United States or Thailand ? Vote for the TOP Country of the Week !


"I tell you I am a merchant!" repeated Ignat, insinuatingly, and there was something discontented and almost timorous in his glance at the disenchanted face of his son. "Like Grandpa Fedor, the Kalatch baker?" asked Foma, having thought awhile. "Well, yes, like him. Only I am richer than he. I have more money than Fedor." "Have you much money?" "Well, some people have still more."

"Well, if you did it you ought to be able to explain to yourself and to others the reason for so doing. Come here!" Foma walked up to his father, who was sitting on a chair, and placed himself between his knees. Ignat put his hand on the boy's shoulders, and, smiling, looked into his eyes. "Are you ashamed?" "I am ashamed," sighed Foma. "There you have it, fool!

The governor himself came out to accompany your father to the church, the mayor, and almost the entire city council. And behind you just turn around! There goes Sophya Pavlovna. The town pays its respects to Ignat." At first Foma did not listen to his godfather's whisper, but when he mentioned Medinskaya, he involuntarily looked back and noticed the governor.

Foma touched his father's forehead with his lips and sprang back from the coffin with horror. "Hold your peace!
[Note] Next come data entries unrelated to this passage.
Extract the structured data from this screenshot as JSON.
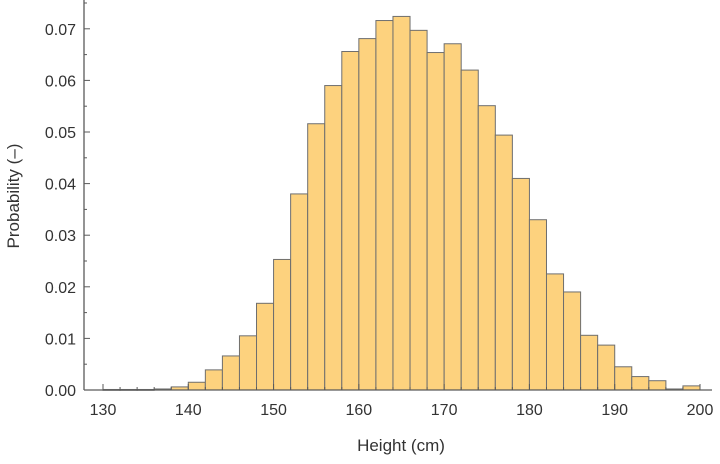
{
  "chart_data": {
    "type": "bar",
    "subtype": "histogram",
    "title": "",
    "xlabel": "Height (cm)",
    "ylabel": "Probability (–)",
    "xlim": [
      130,
      200
    ],
    "ylim": [
      0,
      0.077
    ],
    "bin_width": 2,
    "x_ticks": [
      "130",
      "140",
      "150",
      "160",
      "170",
      "180",
      "190",
      "200"
    ],
    "x_tick_values": [
      130,
      140,
      150,
      160,
      170,
      180,
      190,
      200
    ],
    "y_ticks": [
      "0.00",
      "0.01",
      "0.02",
      "0.03",
      "0.04",
      "0.05",
      "0.06",
      "0.07"
    ],
    "y_tick_values": [
      0,
      0.01,
      0.02,
      0.03,
      0.04,
      0.05,
      0.06,
      0.07
    ],
    "bar_color": "#FDD27E",
    "edge_color": "#6E6E6E",
    "grid": false,
    "bins": [
      {
        "x0": 130,
        "x1": 132,
        "value": 0.0001
      },
      {
        "x0": 132,
        "x1": 134,
        "value": 0.0001
      },
      {
        "x0": 134,
        "x1": 136,
        "value": 0.0001
      },
      {
        "x0": 136,
        "x1": 138,
        "value": 0.0002
      },
      {
        "x0": 138,
        "x1": 140,
        "value": 0.0006
      },
      {
        "x0": 140,
        "x1": 142,
        "value": 0.0015
      },
      {
        "x0": 142,
        "x1": 144,
        "value": 0.0039
      },
      {
        "x0": 144,
        "x1": 146,
        "value": 0.0066
      },
      {
        "x0": 146,
        "x1": 148,
        "value": 0.0105
      },
      {
        "x0": 148,
        "x1": 150,
        "value": 0.0168
      },
      {
        "x0": 150,
        "x1": 152,
        "value": 0.0253
      },
      {
        "x0": 152,
        "x1": 154,
        "value": 0.038
      },
      {
        "x0": 154,
        "x1": 156,
        "value": 0.0516
      },
      {
        "x0": 156,
        "x1": 158,
        "value": 0.059
      },
      {
        "x0": 158,
        "x1": 160,
        "value": 0.0656
      },
      {
        "x0": 160,
        "x1": 162,
        "value": 0.0681
      },
      {
        "x0": 162,
        "x1": 164,
        "value": 0.0716
      },
      {
        "x0": 164,
        "x1": 166,
        "value": 0.0724
      },
      {
        "x0": 166,
        "x1": 168,
        "value": 0.0697
      },
      {
        "x0": 168,
        "x1": 170,
        "value": 0.0654
      },
      {
        "x0": 170,
        "x1": 172,
        "value": 0.0671
      },
      {
        "x0": 172,
        "x1": 174,
        "value": 0.062
      },
      {
        "x0": 174,
        "x1": 176,
        "value": 0.0551
      },
      {
        "x0": 176,
        "x1": 178,
        "value": 0.0494
      },
      {
        "x0": 178,
        "x1": 180,
        "value": 0.041
      },
      {
        "x0": 180,
        "x1": 182,
        "value": 0.033
      },
      {
        "x0": 182,
        "x1": 184,
        "value": 0.0225
      },
      {
        "x0": 184,
        "x1": 186,
        "value": 0.019
      },
      {
        "x0": 186,
        "x1": 188,
        "value": 0.0106
      },
      {
        "x0": 188,
        "x1": 190,
        "value": 0.0087
      },
      {
        "x0": 190,
        "x1": 192,
        "value": 0.0045
      },
      {
        "x0": 192,
        "x1": 194,
        "value": 0.0026
      },
      {
        "x0": 194,
        "x1": 196,
        "value": 0.0018
      },
      {
        "x0": 196,
        "x1": 198,
        "value": 0.0002
      },
      {
        "x0": 198,
        "x1": 200,
        "value": 0.0008
      }
    ]
  }
}
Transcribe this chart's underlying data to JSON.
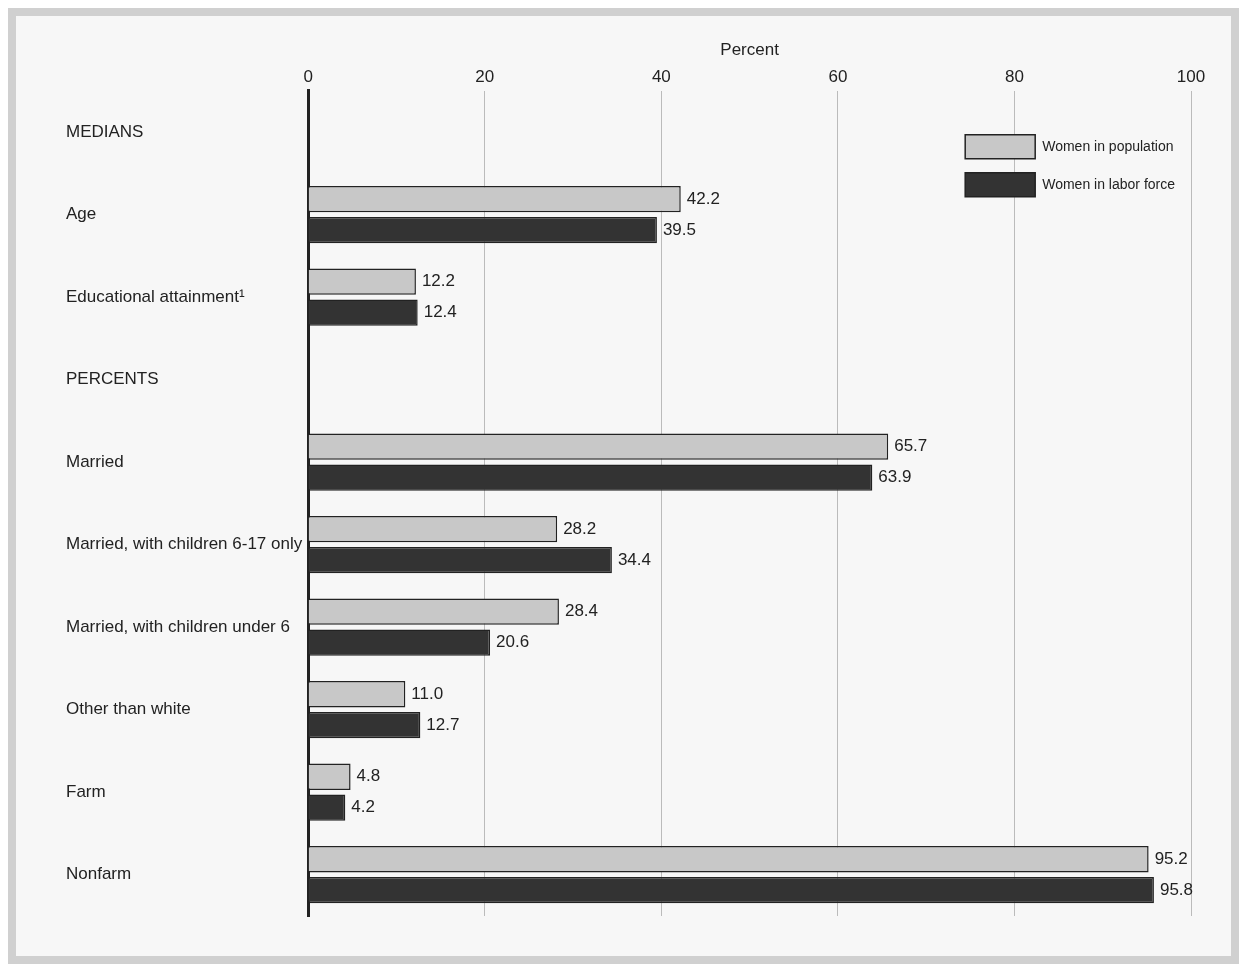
{
  "chart_data": {
    "type": "bar",
    "orientation": "horizontal",
    "xlabel": "Percent",
    "categories": [
      "MEDIANS",
      "Age",
      "Educational attainment¹",
      "PERCENTS",
      "Married",
      "Married, with children 6-17 only",
      "Married, with children under 6",
      "Other than white",
      "Farm",
      "Nonfarm"
    ],
    "series": [
      {
        "name": "Women in population",
        "color": "#c8c8c8",
        "values": [
          null,
          42.2,
          12.2,
          null,
          65.7,
          28.2,
          28.4,
          11.0,
          4.8,
          95.2
        ],
        "value_labels": [
          null,
          "42.2",
          "12.2",
          null,
          "65.7",
          "28.2",
          "28.4",
          "11.0",
          "4.8",
          "95.2"
        ]
      },
      {
        "name": "Women in labor force",
        "color": "#333333",
        "values": [
          null,
          39.5,
          12.4,
          null,
          63.9,
          34.4,
          20.6,
          12.7,
          4.2,
          95.8
        ],
        "value_labels": [
          null,
          "39.5",
          "12.4",
          null,
          "63.9",
          "34.4",
          "20.6",
          "12.7",
          "4.2",
          "95.8"
        ]
      }
    ],
    "xlim": [
      0,
      100
    ],
    "xticks": [
      0,
      20,
      40,
      60,
      80,
      100
    ],
    "grid": "x",
    "legend": "top right",
    "data_labels": true
  }
}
You nearly knocked me down," Mayakin remarked to him, in a low voice, and these simple, calm words supported Foma better than his godfather's hands. "Ye that behold me mute and lifeless before you, weep for me, brethren and friends," begged Ignat through the mouth of the Church.

His father jumped to his feet and rushed toward him. "What is that? What are they doing there?" cried Foma. Wildly roaring, Ignat jumped out of the cabin with huge bounds. He soon returned, sooner than Foma, staggering and looking around him, had time to reach his father's bed. "They frightened you? It's nothing!" said Ignat, taking him up in his arms. "Lie down with me."

They were awaiting him for dinner, having prepared his favourite dishes for him, and as soon as he took off his coat, seated him at the table and began to ply him with questions. "Well, how was it? How did you like the school?" asked Ignat, looking lovingly at his son's rosy, animated face. "Pretty good. It's nice!" replied Foma.

It alarmed him: in the dark depth of this emptiness he suspected some hidden existence of a hostile power, as yet formless but already carefully and persistently striving to become incarnate. In the meantime Ignat, changing but little outwardly, was growing ever more restless and querulous and was complaining more often of being ill. "I lost my sleep.

And also in my eyes. And it always seems to me that all this is not real." She waved her hand around her, pointing at the walls, the furniture and everything. Ignat did not reflect on her words, and, laughing, said to her: "That's to no purpose! Everything here is genuine. All these are costly, solid things.

Let us understand this much at least, for our own consolation. And did you have a good time with girls, too? Be frank! Are you afraid that I will beat you, or what?" "Yes. There was one on the steamer. I had her there from Perm to Kazan." "So," Ignat sighed heavily and said, frowning: "You've become defiled rather too soon." "I am twenty years old.

"His violin is at the Grigoryevs' now." Seryozha leaned his elbows on the edge of the table again, and sank into thought. His white face wore a fixed expression, as though he were listening or following a train of thought of his own; distress and something like fear came into his big staring eyes. He was most likely thinking now of death, which had so lately carried off his mother and Uncle Ignat.